Temos de reaprender a pensar para começar a pensar sob novos fundamentos.
Há
uma terceira guerra, que é mental, aquela que faz o colonizado bater
continência para a bandeira do povo senhorial. Essa atitude – de fácil
caricatura em políticos toscos – está tão presente dentro da universidade
brasileira que nem sequer é percebida. Em vez de pensar a partir de problemas,
para os jovens “pensadores” só autores das metrópoles é que delimitam o que
pensar: tomados como referência, são sóis para que se “reflita” na colônia (que
diz ser soberana, sem ser).
Não
se está propondo aqui ignorar o que autores europeus ou norte-americanos
publicaram: o problema está em supor que eles são a dimensão do que se possa
considerar ciência, filosofia ou arte, quando o fato de quererem controlar
outros países escondendo essa ânsia de dominação faz com que não consigam
aprofundar o próprio pensamento. Há pontos que eles não ultrapassam. O ponto de
vista deles não é o nosso.
A
atual guerra na Ucrânia está revelando tal evolução das armas de guerra que se
pode supor que a soberania de um país reside mais em universidades,
laboratórios de pesquisa e fábricas do que nos quartéis e nos soldos dos
militares. Para um país ser soberano, não bastam hasteamentos de bandeira,
hinos nacionais, discursos patrióticos. Não basta soberba para ser soberano: é
preciso assumir fatos e pensar por si. Ser diferenciado faz diferença.
Livre-pensar é apenas pensar: sem liberdade interior não há pensar.
A
consciência crítica do século XIX tanto aceitou, não só com Marx e Engels, que
a guerra é a parteira da história quanto aceitou com Darwin que o homem é um
primata supostamente sábio (homo sapiens) e com Nietzsche que todo ser
vivo acaba morrendo, por mais que procure escamotear isso. Não haverá
consciência se ela não for crítica, não há crítica que não obrigue o sujeito a
negar o que pensava e se reconstruir desde dentro. Não é por admitir fatos
banais que se atinge um estágio superior: ao homem dito mediano basta preservar
precárias condições de existência como se fossem o paraíso.
Nossa
primeira casa é o útero materno, depois estamos todos abrigados na grande
morada que é a natureza, a que nos fornece abrigo e alimento, mas em geral é
maltratada como se fosse o útero estéril de uma bruxa. Ela há de ser, também,
nossa última morada.
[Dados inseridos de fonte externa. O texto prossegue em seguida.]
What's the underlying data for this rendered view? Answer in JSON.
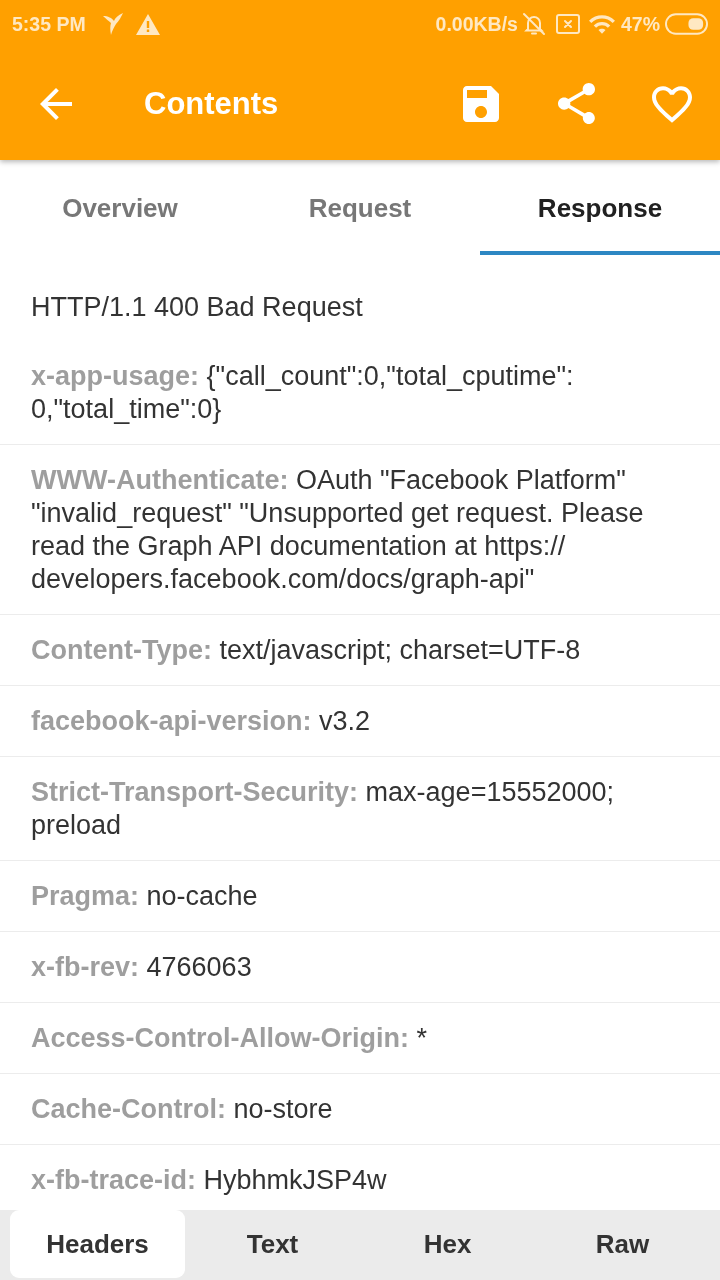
{
  "status_bar": {
    "time": "5:35 PM",
    "network_speed": "0.00KB/s",
    "battery": "47%"
  },
  "toolbar": {
    "title": "Contents"
  },
  "tabs": [
    {
      "label": "Overview",
      "selected": false
    },
    {
      "label": "Request",
      "selected": false
    },
    {
      "label": "Response",
      "selected": true
    }
  ],
  "response": {
    "status_line": "HTTP/1.1 400 Bad Request",
    "headers": [
      {
        "label": "x-app-usage:",
        "value": "{\"call_count\":0,\"total_cputime\":0,\"total_time\":0}"
      },
      {
        "label": "WWW-Authenticate:",
        "value": "OAuth \"Facebook Platform\" \"invalid_request\" \"Unsupported get request. Please read the Graph API documentation at https://developers.facebook.com/docs/graph-api\""
      },
      {
        "label": "Content-Type:",
        "value": "text/javascript; charset=UTF-8"
      },
      {
        "label": "facebook-api-version:",
        "value": "v3.2"
      },
      {
        "label": "Strict-Transport-Security:",
        "value": "max-age=15552000; preload"
      },
      {
        "label": "Pragma:",
        "value": "no-cache"
      },
      {
        "label": "x-fb-rev:",
        "value": "4766063"
      },
      {
        "label": "Access-Control-Allow-Origin:",
        "value": "*"
      },
      {
        "label": "Cache-Control:",
        "value": "no-store"
      },
      {
        "label": "x-fb-trace-id:",
        "value": "HybhmkJSP4w"
      }
    ]
  },
  "view_tabs": [
    {
      "label": "Headers",
      "selected": true
    },
    {
      "label": "Text",
      "selected": false
    },
    {
      "label": "Hex",
      "selected": false
    },
    {
      "label": "Raw",
      "selected": false
    }
  ]
}
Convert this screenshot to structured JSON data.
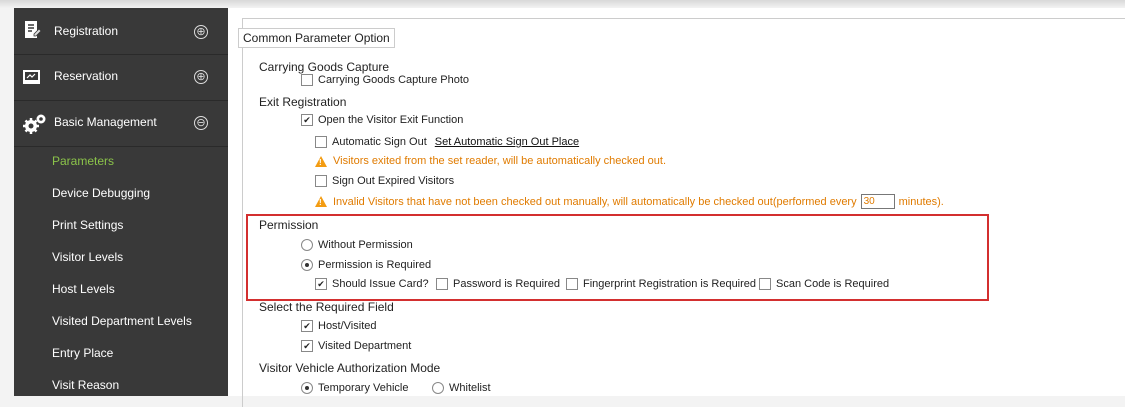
{
  "sidebar": {
    "headers": [
      {
        "label": "Registration",
        "icon": "registration-icon",
        "toggle": "⊕"
      },
      {
        "label": "Reservation",
        "icon": "reservation-icon",
        "toggle": "⊕"
      },
      {
        "label": "Basic Management",
        "icon": "gears-icon",
        "toggle": "⊖"
      }
    ],
    "items": [
      {
        "label": "Parameters",
        "active": true
      },
      {
        "label": "Device Debugging"
      },
      {
        "label": "Print Settings"
      },
      {
        "label": "Visitor Levels"
      },
      {
        "label": "Host Levels"
      },
      {
        "label": "Visited Department Levels"
      },
      {
        "label": "Entry Place"
      },
      {
        "label": "Visit Reason"
      }
    ]
  },
  "main": {
    "legend": "Common Parameter Option",
    "carrying": {
      "title": "Carrying Goods Capture",
      "option": "Carrying Goods Capture Photo",
      "checked": false
    },
    "exit": {
      "title": "Exit Registration",
      "open_label": "Open the Visitor Exit Function",
      "auto_signout": "Automatic Sign Out",
      "auto_link": "Set Automatic Sign Out Place",
      "warn1": "Visitors exited from the set reader, will be automatically checked out.",
      "expired": "Sign Out Expired Visitors",
      "warn2": "Invalid Visitors that have not been checked out manually, will automatically be checked out(performed every",
      "minutes_value": "30",
      "minutes_label": "minutes)."
    },
    "permission": {
      "title": "Permission",
      "without": "Without Permission",
      "required": "Permission is Required",
      "issue_card": "Should Issue Card?",
      "password": "Password is Required",
      "fingerprint": "Fingerprint Registration is Required",
      "scan_code": "Scan Code is Required"
    },
    "required_field": {
      "title": "Select the Required Field",
      "host": "Host/Visited",
      "dept": "Visited Department"
    },
    "vehicle": {
      "title": "Visitor Vehicle Authorization Mode",
      "temporary": "Temporary Vehicle",
      "whitelist": "Whitelist"
    }
  },
  "colors": {
    "sidebar_bg": "#393939",
    "active": "#8bc34a",
    "warning": "#e07b00",
    "highlight_box": "#d32f2f"
  }
}
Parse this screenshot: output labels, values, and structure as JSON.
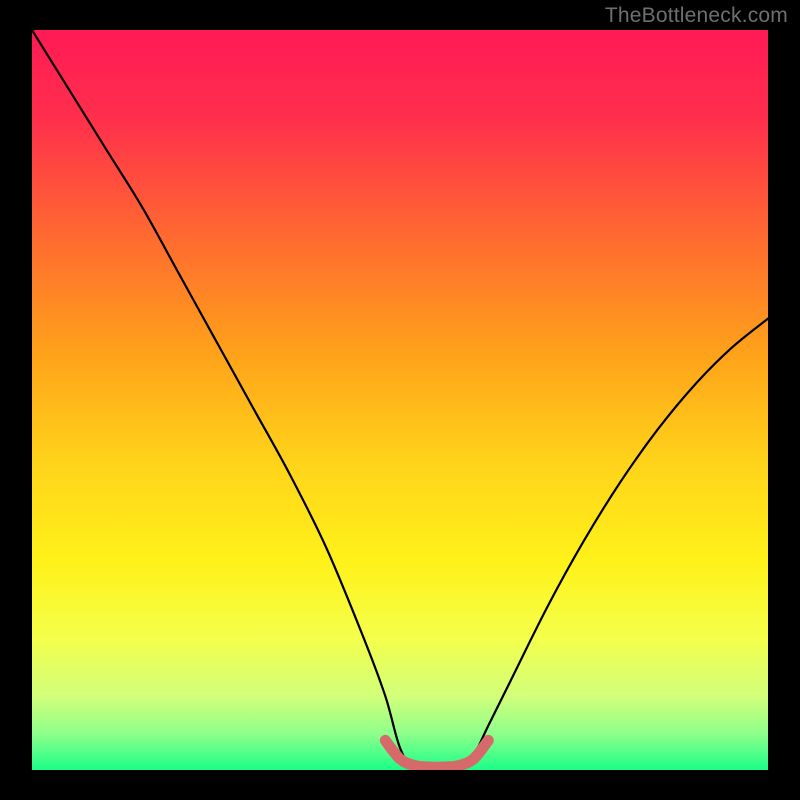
{
  "watermark": "TheBottleneck.com",
  "chart_data": {
    "type": "line",
    "title": "",
    "xlabel": "",
    "ylabel": "",
    "xlim": [
      0,
      100
    ],
    "ylim": [
      0,
      100
    ],
    "series": [
      {
        "name": "bottleneck-curve",
        "x": [
          0,
          5,
          10,
          15,
          20,
          25,
          30,
          35,
          40,
          45,
          48,
          50,
          52,
          55,
          58,
          60,
          62,
          65,
          70,
          75,
          80,
          85,
          90,
          95,
          100
        ],
        "y": [
          100,
          92,
          84,
          76,
          67,
          58,
          49,
          40,
          30,
          18,
          10,
          3,
          0,
          0,
          0,
          2,
          6,
          12,
          22,
          31,
          39,
          46,
          52,
          57,
          61
        ]
      },
      {
        "name": "optimal-marker",
        "x": [
          48,
          50,
          52,
          54,
          56,
          58,
          60,
          62
        ],
        "y": [
          4,
          1.5,
          0.6,
          0.4,
          0.4,
          0.6,
          1.5,
          4
        ]
      }
    ],
    "gradient_stops": [
      {
        "pct": 0.0,
        "color": "#ff1a55"
      },
      {
        "pct": 0.12,
        "color": "#ff2f4c"
      },
      {
        "pct": 0.28,
        "color": "#ff6a30"
      },
      {
        "pct": 0.44,
        "color": "#ffa31a"
      },
      {
        "pct": 0.58,
        "color": "#ffd21a"
      },
      {
        "pct": 0.72,
        "color": "#fff21a"
      },
      {
        "pct": 0.82,
        "color": "#f4ff4a"
      },
      {
        "pct": 0.9,
        "color": "#d2ff7a"
      },
      {
        "pct": 0.95,
        "color": "#90ff8a"
      },
      {
        "pct": 1.0,
        "color": "#1aff88"
      }
    ],
    "curve_color": "#000000",
    "marker_color": "#d66a6a"
  }
}
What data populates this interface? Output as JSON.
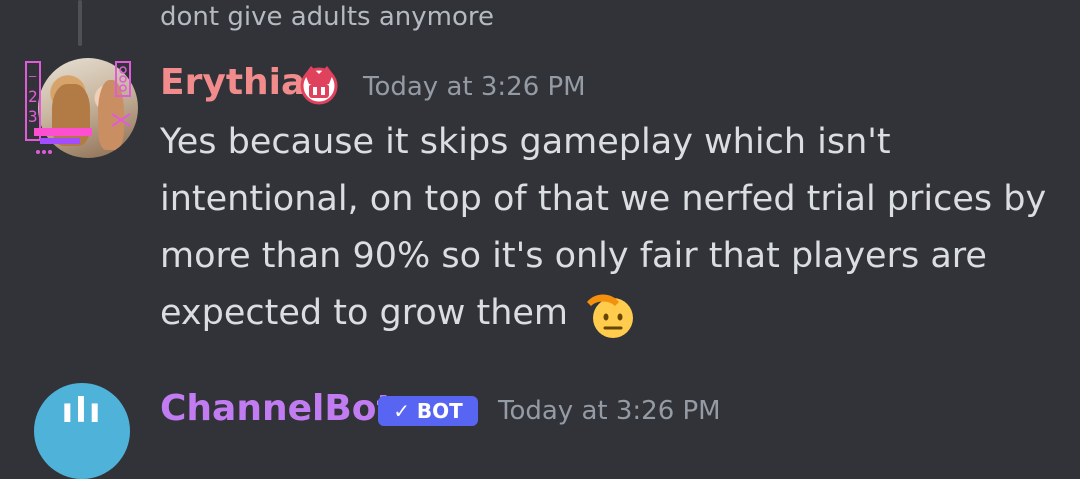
{
  "previous_message": {
    "text": "dont give adults anymore"
  },
  "message": {
    "author": "Erythia",
    "author_color": "#f28c8c",
    "badge_icon": "crown-role-icon",
    "timestamp": "Today at 3:26 PM",
    "text": "Yes because it skips gameplay which isn't intentional, on top of that we nerfed trial prices by more than 90% so it's only fair that players are expected to grow them",
    "emoji": "saluting-face-emoji",
    "avatar_icon": "user-avatar"
  },
  "next_message": {
    "author": "ChannelBot",
    "author_color": "#c27cf2",
    "bot_tag": "✓ BOT",
    "timestamp": "Today at 3:26 PM",
    "avatar_glyph": "ılı"
  }
}
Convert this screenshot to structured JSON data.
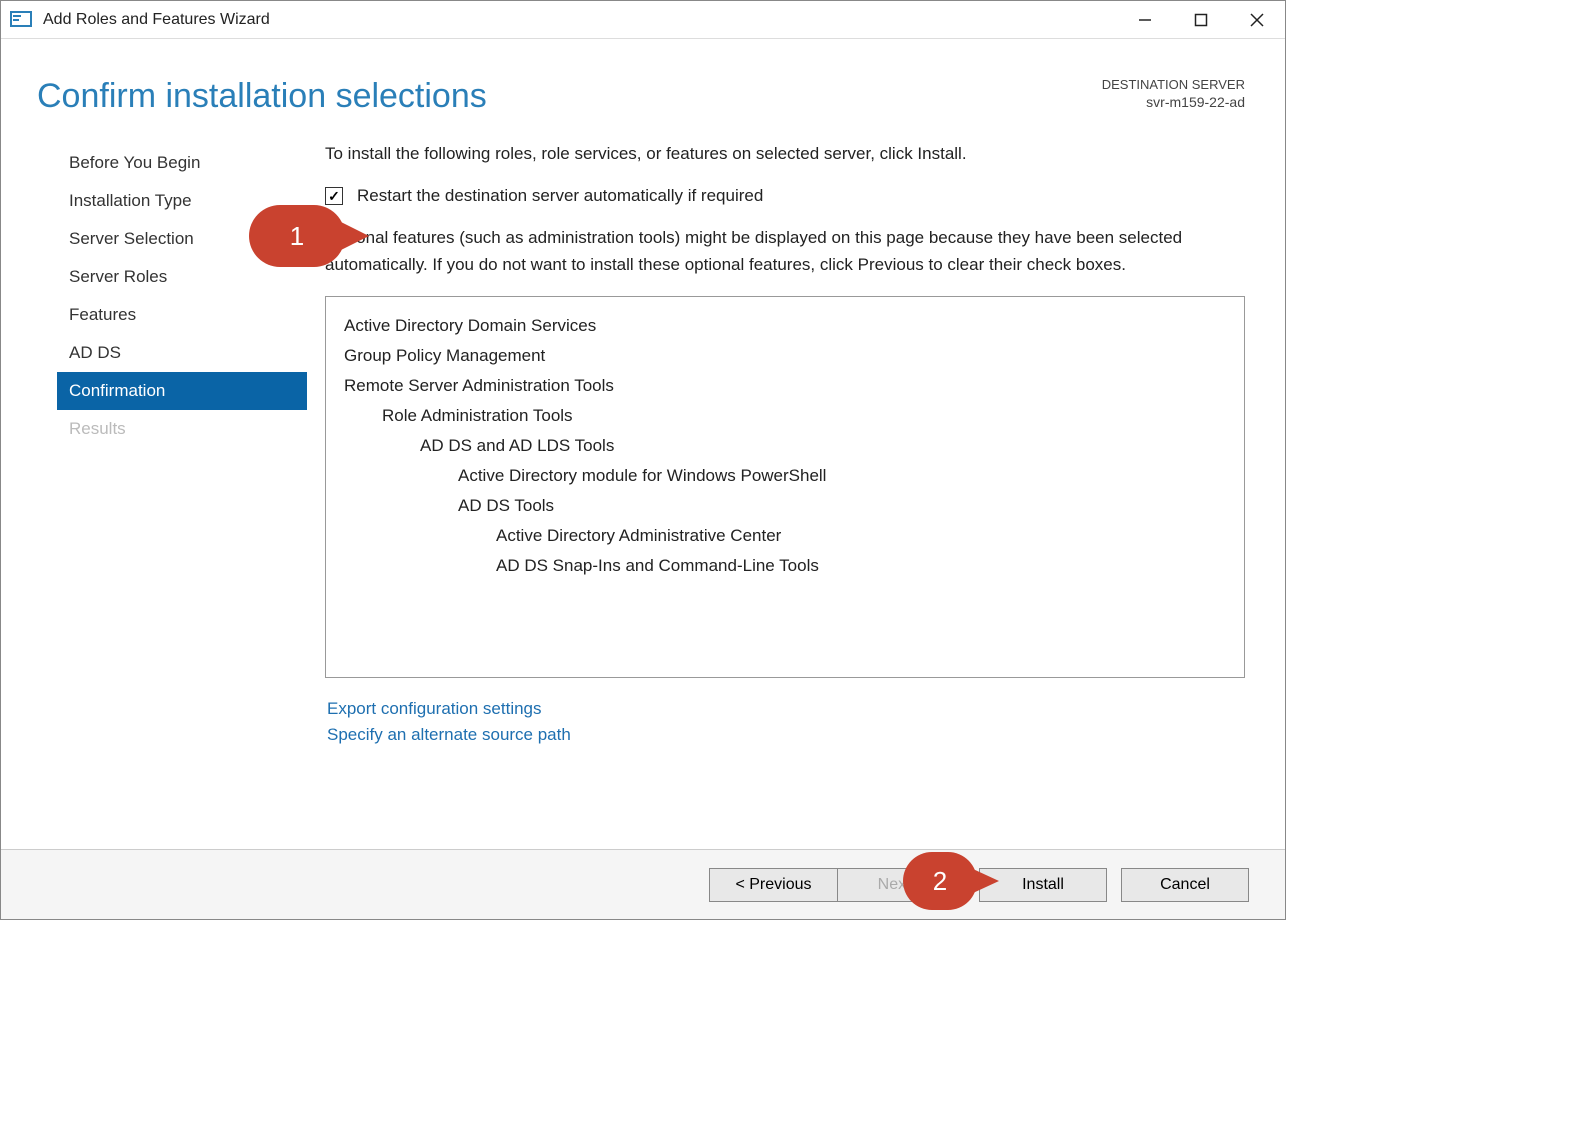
{
  "window": {
    "title": "Add Roles and Features Wizard"
  },
  "header": {
    "heading": "Confirm installation selections",
    "destLabel": "DESTINATION SERVER",
    "destValue": "svr-m159-22-ad"
  },
  "sidebar": {
    "items": [
      {
        "label": "Before You Begin",
        "active": false,
        "disabled": false
      },
      {
        "label": "Installation Type",
        "active": false,
        "disabled": false
      },
      {
        "label": "Server Selection",
        "active": false,
        "disabled": false
      },
      {
        "label": "Server Roles",
        "active": false,
        "disabled": false
      },
      {
        "label": "Features",
        "active": false,
        "disabled": false
      },
      {
        "label": "AD DS",
        "active": false,
        "disabled": false
      },
      {
        "label": "Confirmation",
        "active": true,
        "disabled": false
      },
      {
        "label": "Results",
        "active": false,
        "disabled": true
      }
    ]
  },
  "main": {
    "intro": "To install the following roles, role services, or features on selected server, click Install.",
    "checkbox": {
      "checked": true,
      "label": "Restart the destination server automatically if required"
    },
    "optional": "Optional features (such as administration tools) might be displayed on this page because they have been selected automatically. If you do not want to install these optional features, click Previous to clear their check boxes.",
    "selections": [
      {
        "label": "Active Directory Domain Services",
        "indent": 0
      },
      {
        "label": "Group Policy Management",
        "indent": 0
      },
      {
        "label": "Remote Server Administration Tools",
        "indent": 0
      },
      {
        "label": "Role Administration Tools",
        "indent": 1
      },
      {
        "label": "AD DS and AD LDS Tools",
        "indent": 2
      },
      {
        "label": "Active Directory module for Windows PowerShell",
        "indent": 3
      },
      {
        "label": "AD DS Tools",
        "indent": 3
      },
      {
        "label": "Active Directory Administrative Center",
        "indent": 4
      },
      {
        "label": "AD DS Snap-Ins and Command-Line Tools",
        "indent": 4
      }
    ],
    "links": {
      "export": "Export configuration settings",
      "altSource": "Specify an alternate source path"
    }
  },
  "footer": {
    "previous": "< Previous",
    "next": "Next >",
    "install": "Install",
    "cancel": "Cancel"
  },
  "callouts": {
    "one": "1",
    "two": "2"
  }
}
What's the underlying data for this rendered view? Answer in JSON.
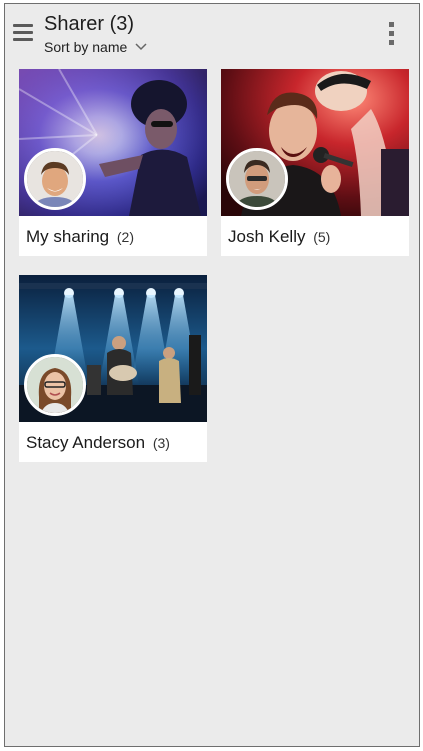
{
  "header": {
    "title": "Sharer (3)",
    "sort_label": "Sort by name"
  },
  "icons": {
    "menu": "hamburger-menu-icon",
    "sort": "chevron-down-icon",
    "overflow": "vertical-dots-icon"
  },
  "sharers": [
    {
      "name": "My sharing",
      "count": "(2)"
    },
    {
      "name": "Josh Kelly",
      "count": "(5)"
    },
    {
      "name": "Stacy Anderson",
      "count": "(3)"
    }
  ],
  "colors": {
    "background": "#ebebeb",
    "card": "#ffffff",
    "text": "#1b1b1b"
  }
}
A quem lhe dá pão e vinho, o ser dito humano responde com
a devastação das superfícies, como se ele fosse um câncer da pele, e, ao
arrancar petróleo das entranhas da terra, espalha a devastação pelos ares,
afeta a temperatura do planeta, prejudica a vida de animais e plantas.
O
que é o homem? Ele não é aquela maravilha a ser admirada pelas maravilhas que
faz, conforme pregava o sacerdote Sófocles; também não é uma criatura divina,
como o Gênesis judaico e suas variantes posteriores apregoam,
pois ele é antes “demoníaco”. Ele não é o “homo sapiens” que tenha na
sabedoria a sua diferença, pois o que a maioria demonstra é que ela não se
inclui na espécie. Pretender que ele é um “animal racional” ainda parte da
animalidade, buscando uma diferença que seja a negação de todos os não-humanos
(como se nenhum tivesse qualquer forma de “razão”) e colocando uma exigência
que a maior parte dos humanos sequer cumpre (e talvez nem precisem, já que boa
parte das decisões são tomados por motivos afetivos).
O
homem também não é mera “vontade de poder”, já porque poder é ânsia de dominar
outros por se ser dominado pelo que não se sabe. Vontade é um conceito que
simplifica demais as forças e repressões que aí interagem. Reduzi-la a desejo é
mero eufemismo.
Não
se sabe o que é o homem. Ele mente para si e mente para outros, mas acredita
que sejam verdades as mentiras que ele repete como se verdades fossem. A
mentira é contagiante: se outros, seus “iguais”, dizem e agem como se certas
fantasias fossem verdades, então é fácil, e conveniente, aderir a palavras e
atos de ritos e mitos. Seria demente crer no que proclamam, mas é considerado
demente quem não acompanha “o coletivo”.
Será
preciso construir pela cidadania um cidadão mais digno. Os direitos do cidadão
são mais importantes que os do Estado: estes derivam daqueles. O homem não é,
porém, apenas um “zoon politikon”, um animal político, pois qualquer
animal que viva em bando precisa aprender a respeitar a hierarquia que nele
impera para sobreviver.
O
que diferencia o homem? Ele é uma espécie diferenciada de primata, sim, pois
faz coisas que chimpanzés, gorilas e bonomos não conseguem, embora eles sejam
também capazes de atos que nem Tarzan faria. O homem é capaz de destruir a
natureza, sim, mas é também o mais capaz de a reconstruir e proteger espécies
ameaçadas. Antes de construir, ele destrói.
Ainda
precisa aprender a conviver com a natureza e construir habitações dignas, algo
mais que “Minha casa, minha vida”, sem que sejam palacetes em que o dono, ao se
exibir como melhor que os outros, já se mostra inferior. O homem só vai se
respeitar se souber respeitar a natureza. A sociologia precisa ser superada
pela ecossociologia.
O
horizonte dominante no país supõe que a mente divina seria O Ser, no qual
estaria presente a essência de todos os entes. A escolástica de Aquino se
desviou aí de Aristóteles, que dizia que não há um ente que possa ser todos os
entes. Cada ente é o que é por não ser o que outro é. Um não pode ser o ser de
outro. Não é lógico que um ente possa ser todos os entes e tenha sua identidade
por conter a identidade de todos.
Na
alegoria se tem, no entanto, o aceno de que nisso que nos aparece há algo mais,
diferente, do que sua fachada encena.[i] Como é que algo pode ser outro?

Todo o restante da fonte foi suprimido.